George Grenville’s successor, Charles Watson-Wentworth, Lord Rockingham, brokered the repeal of the Stamp Act. George Mercer, who had returned to England, was one of those who testified before the House of Commons that the Stamp Act could not be executed without military force. Recognizing that the act was unenforceable, but unwilling to surrender the sovereignty of Parliament, the ministry’s solution was to first pass the Declaratory Act, which stated that Parliament had the right to legislate for the colonies “in all Cases whatsoever.” Both the repeal and the Declaratory Act received the royal assent on March 18, 1766.

News of the repeal was published in Williamsburg on May 2, and Fauquier officially proclaimed it on June 9. Four days later, a ball was held in Williamsburg to celebrate, and the town was illuminated. Soon the courts reopened, and life resumed its old rhythm.

Or almost. For two families, the Lees and the Mercers, continued animosity about events surrounding the Stamp Act festered, culminating in a very public feud.

Richard Henry Lee apparently had been opposed to the Stamp Act from the time Virginians first heard of it. In May 1764, he wrote as much to a gentleman from London. On Nov. 14, 1764, Lee appears to have made the motion for, and was appointed to, the committee charged with drafting the documents the burgesses hoped would forestall the act, and he is credited with writing the address to the king.
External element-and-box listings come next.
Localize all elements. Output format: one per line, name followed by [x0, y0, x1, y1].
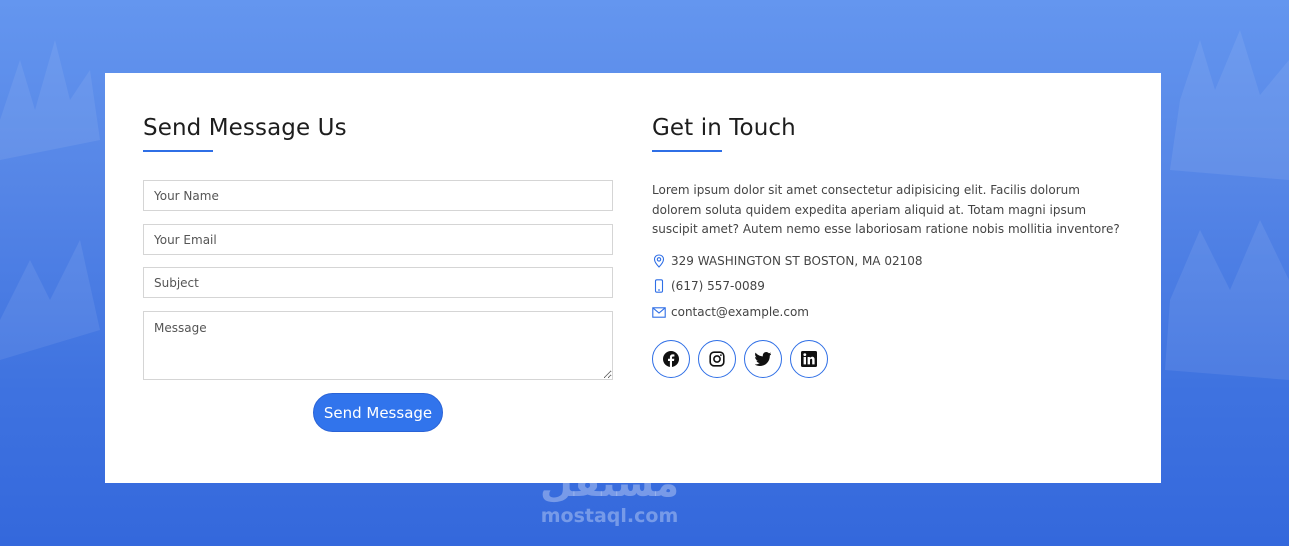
phone-text: (617) 557-0089	[671, 279, 765, 293]
instagram-button[interactable]	[698, 340, 736, 378]
linkedin-icon	[801, 351, 817, 367]
map-pin-icon	[652, 254, 666, 268]
contact-card: Send Message Us Send Message Get in Touc…	[105, 73, 1161, 483]
title-underline	[652, 150, 722, 152]
watermark-logo: مستقل	[540, 461, 679, 505]
address-row: 329 WASHINGTON ST BOSTON, MA 02108	[652, 252, 923, 270]
email-text: contact@example.com	[671, 305, 809, 319]
linkedin-button[interactable]	[790, 340, 828, 378]
phone-icon	[652, 279, 666, 293]
subject-input[interactable]	[143, 267, 613, 298]
twitter-button[interactable]	[744, 340, 782, 378]
email-input[interactable]	[143, 224, 613, 255]
get-in-touch-title: Get in Touch	[652, 115, 796, 141]
title-underline	[143, 150, 213, 152]
watermark-text: mostaql.com	[540, 505, 679, 527]
address-text: 329 WASHINGTON ST BOSTON, MA 02108	[671, 254, 923, 268]
name-input[interactable]	[143, 180, 613, 211]
email-row: contact@example.com	[652, 303, 809, 321]
facebook-button[interactable]	[652, 340, 690, 378]
twitter-icon	[755, 352, 771, 366]
send-message-button[interactable]: Send Message	[313, 393, 443, 432]
watermark: مستقل mostaql.com	[0, 462, 1289, 528]
send-message-title: Send Message Us	[143, 115, 347, 141]
envelope-icon	[652, 305, 666, 319]
intro-text: Lorem ipsum dolor sit amet consectetur a…	[652, 183, 1120, 236]
instagram-icon	[709, 351, 725, 367]
social-links	[652, 340, 828, 378]
phone-row: (617) 557-0089	[652, 277, 765, 295]
message-textarea[interactable]	[143, 311, 613, 380]
facebook-icon	[663, 351, 679, 367]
In September 1765, Lee even orchestrated a two-day pageant near the Westmoreland County courthouse that included hanging and then burning effigies of George Grenville and George Mercer before a large crowd “of all ranks and denominations.” The emphasis was on Mercer, whose effigy carried signs proclaiming “Money is my God” and “Slavery I love.” Mercer’s “dying speech” was read, in which “he” confessed to betraying his country. Mercer’s effigy’s punishment was “for traitorously aiding and assisting in the destruction of his country’s liberty.”

Mercer had served honorably as a colonel during the French and Indian War and his family took issue with the assassination of his character. Mercer himself was in London as an agent of the Ohio Company.
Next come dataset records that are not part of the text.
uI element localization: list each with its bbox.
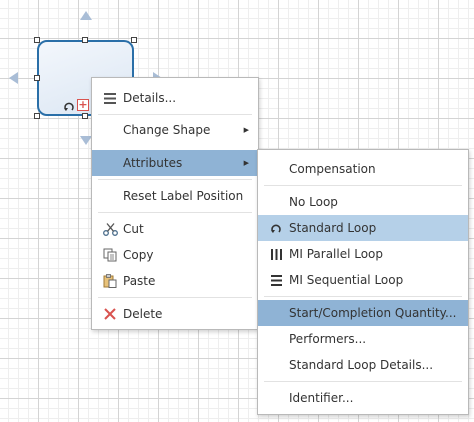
submenu-arrow-icon: ▶ bbox=[243, 159, 249, 167]
resize-handle-top-left[interactable] bbox=[34, 37, 40, 43]
menu-divider bbox=[98, 114, 252, 115]
resize-handle-top[interactable] bbox=[82, 37, 88, 43]
arrow-up-icon[interactable] bbox=[80, 11, 92, 20]
submenu-arrow-icon: ▶ bbox=[243, 126, 249, 134]
arrow-left-icon[interactable] bbox=[9, 72, 18, 84]
resize-handle-bottom[interactable] bbox=[82, 113, 88, 119]
menu-item-cut[interactable]: Cut bbox=[92, 216, 258, 242]
menu-item-copy[interactable]: Copy bbox=[92, 242, 258, 268]
menu-item-paste[interactable]: Paste bbox=[92, 268, 258, 294]
submenu-item-mi-parallel-loop[interactable]: MI Parallel Loop bbox=[258, 241, 468, 267]
attributes-submenu: Compensation No Loop Standard Loop MI Pa… bbox=[257, 149, 469, 415]
submenu-item-performers[interactable]: Performers... bbox=[258, 326, 468, 352]
menu-item-label: Details... bbox=[123, 91, 177, 105]
menu-item-label: Compensation bbox=[289, 162, 376, 176]
menu-item-label: Performers... bbox=[289, 332, 367, 346]
menu-item-label: Start/Completion Quantity... bbox=[289, 306, 457, 320]
paste-icon bbox=[102, 274, 118, 288]
menu-divider bbox=[98, 212, 252, 213]
menu-divider bbox=[264, 381, 462, 382]
delete-x-icon bbox=[102, 307, 118, 321]
loop-marker-icon bbox=[64, 102, 74, 111]
menu-item-label: MI Parallel Loop bbox=[289, 247, 384, 261]
menu-item-label: Standard Loop Details... bbox=[289, 358, 434, 372]
menu-divider bbox=[98, 297, 252, 298]
menu-item-label: Paste bbox=[123, 274, 156, 288]
collapsed-subprocess-marker-icon[interactable]: + bbox=[77, 99, 89, 111]
menu-item-label: Change Shape bbox=[123, 123, 211, 137]
menu-item-attributes[interactable]: Attributes ▶ bbox=[92, 150, 258, 176]
menu-item-details[interactable]: Details... bbox=[92, 85, 258, 111]
menu-item-label: Delete bbox=[123, 307, 163, 321]
menu-item-label: Cut bbox=[123, 222, 144, 236]
copy-icon bbox=[102, 248, 118, 262]
menu-item-label: Standard Loop bbox=[289, 221, 377, 235]
resize-handle-left[interactable] bbox=[34, 75, 40, 81]
resize-handle-bottom-left[interactable] bbox=[34, 113, 40, 119]
submenu-item-identifier[interactable]: Identifier... bbox=[258, 385, 468, 411]
menu-divider bbox=[264, 296, 462, 297]
list-icon bbox=[102, 91, 118, 105]
resize-handle-top-right[interactable] bbox=[131, 37, 137, 43]
menu-item-delete[interactable]: Delete bbox=[92, 301, 258, 327]
submenu-item-mi-sequential-loop[interactable]: MI Sequential Loop bbox=[258, 267, 468, 293]
submenu-item-standard-loop-details[interactable]: Standard Loop Details... bbox=[258, 352, 468, 378]
submenu-item-compensation[interactable]: Compensation bbox=[258, 156, 468, 182]
loop-icon bbox=[268, 221, 284, 235]
menu-item-label: Identifier... bbox=[289, 391, 354, 405]
parallel-bars-icon bbox=[268, 247, 284, 261]
submenu-item-start-completion-quantity[interactable]: Start/Completion Quantity... bbox=[258, 300, 468, 326]
menu-item-label: Reset Label Position bbox=[123, 189, 244, 203]
menu-item-label: Attributes bbox=[123, 156, 183, 170]
submenu-item-standard-loop[interactable]: Standard Loop bbox=[258, 215, 468, 241]
scissors-icon bbox=[102, 222, 118, 236]
menu-item-label: MI Sequential Loop bbox=[289, 273, 404, 287]
submenu-item-no-loop[interactable]: No Loop bbox=[258, 189, 468, 215]
menu-item-reset-label-position[interactable]: Reset Label Position bbox=[92, 183, 258, 209]
menu-item-change-shape[interactable]: Change Shape ▶ bbox=[92, 117, 258, 143]
sequential-bars-icon bbox=[268, 273, 284, 287]
menu-divider bbox=[98, 179, 252, 180]
menu-item-label: No Loop bbox=[289, 195, 338, 209]
menu-item-label: Copy bbox=[123, 248, 154, 262]
menu-divider bbox=[264, 185, 462, 186]
diagram-canvas[interactable]: + Details... Change Shape ▶ Attributes ▶… bbox=[0, 0, 474, 422]
context-menu: Details... Change Shape ▶ Attributes ▶ R… bbox=[91, 77, 259, 330]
Then George Mercer’s brother James revealed what Richard Henry Lee wanted most to conceal: that Lee himself had applied for the stamp distributor position in November 1764. The feud escalated. With George in England, James and their father, John Mercer, squared off against Lee and his brother Dr. Arthur Lee. For a time, the conflict was confined to the issues of the Virginia Gazette. Then in early 1767, Arthur Lee challenged James Mercer to a duel.

It was an anticlimactic affair. James Mercer went to the racetrack just outside Williamsburg looking for Arthur Lee, and Lee did likewise. It appears, however, that they went at different times.

No matter. Each accused the other of cowardice in the press. At the end of May, Lee’s second, Corbin Griffin, announced in the Virginia Gazette that at the coffeehouse he would prove Mercer a coward. It isn’t known when the fisticuffs occurred, but William Rind’s Gazette published Mercer’s account of the “wrangle” on July 23. John Mercer wrote George that James “without receiving any damage broke the Doctors head, & closed his eyes in such a manner as obliged him to keep his house sometime.” As a coup de grace, Mercer’s supporters burned an effigy of Lee in front of his Williamsburg lodging.

The Stamp Act affair faded from Williamsburg’s concern. While the Mercers and Lees battled, however, a new event propelled America toward war. On June 29, 1767, George III gave the assent to Charles Townshend’s Revenue Act, beginning the next cycle of colonial protest over limits on freedom and new taxes on everything from paper and paint to tea.

Cathy Hellier is a historian in the Historical Research and Digital History Department at The Colonial Williamsburg Foundation.